Thanks to BREADA, “Buy Fresh, Buy Local” is gaining some traction in the Baton Rouge region, but fast food still holds the strongest grip. Raising Cane’s revenues jumped an enormous 81% last year, when the Baton Rouge-based chicken chain raked in $52 million. In 2005, McDonald’s of Baton Rouge earned $142.2 million, enough to make it No. 19 on Business Report’s July list of Top 100 Private Companies in the region. Though the presentations are different, the messages of Super Size Me and Fast Food Nation are eerily similar: Fast food has not only changed American waistlines, but also American agriculture. An ever-shrinking handful of companies produce the overwhelming majority of our nation’s potatoes, poultry and beef—the McDiet essentials. As fast food chains expand, small ranches and family farms are losing out to large agribusinesses with a parting grin from a red-wigged clown and a punch line from a talking Chihuahua.
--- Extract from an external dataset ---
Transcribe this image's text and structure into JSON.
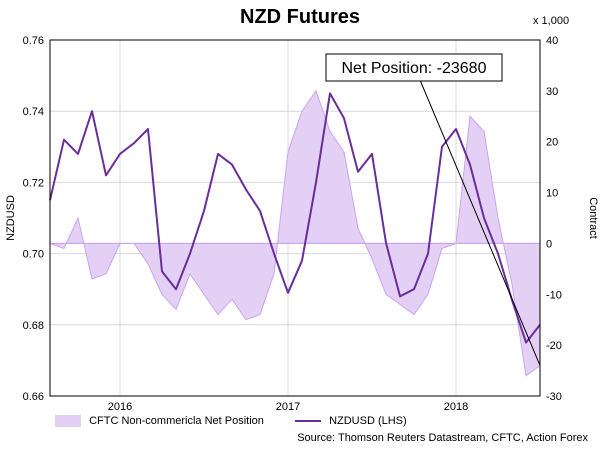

“Three years ago, independent farmers were at 2% of the population,” says Alvarez. “Now they are down to 1%. We’re trying with the Red Stick Farmer’s Market to provide small farmers opportunities for direct sales, to recruit younger people to go into farming and encourage chefs to create local, seasonal dishes.”

Alvarez says many cities Baton Rouge’s size have at least one all-fresh, all-organic restaurant. Most perplexing is Louisiana has not exploited its advantageous year-round growing season. Our climate makes a fresh produce diet much more possible in Baton Rouge than in, say, Caledonia, Ill., where the local CSA farm, Angelic Organics, only delivers fresh goods June through November.

According to Alzvarez, Iowa is a state with a much shorter growing season than Louisiana, and it hosts about 200 farmer’s markets. Louisiana has less than 40. However, a new farmer’s market opened in Livingston Parish in June, which gives Alvarez hope for attracting more farmers and shoppers buying fresh and buying local this fall.

“If you get a salad at McDonald’s or something prepackaged, there’s never a single discolored leaf,” says farmer’s market regular Pat Roberson. “If every once in a while a lady bug crawls out of my salad, well, I’m happy to see her.”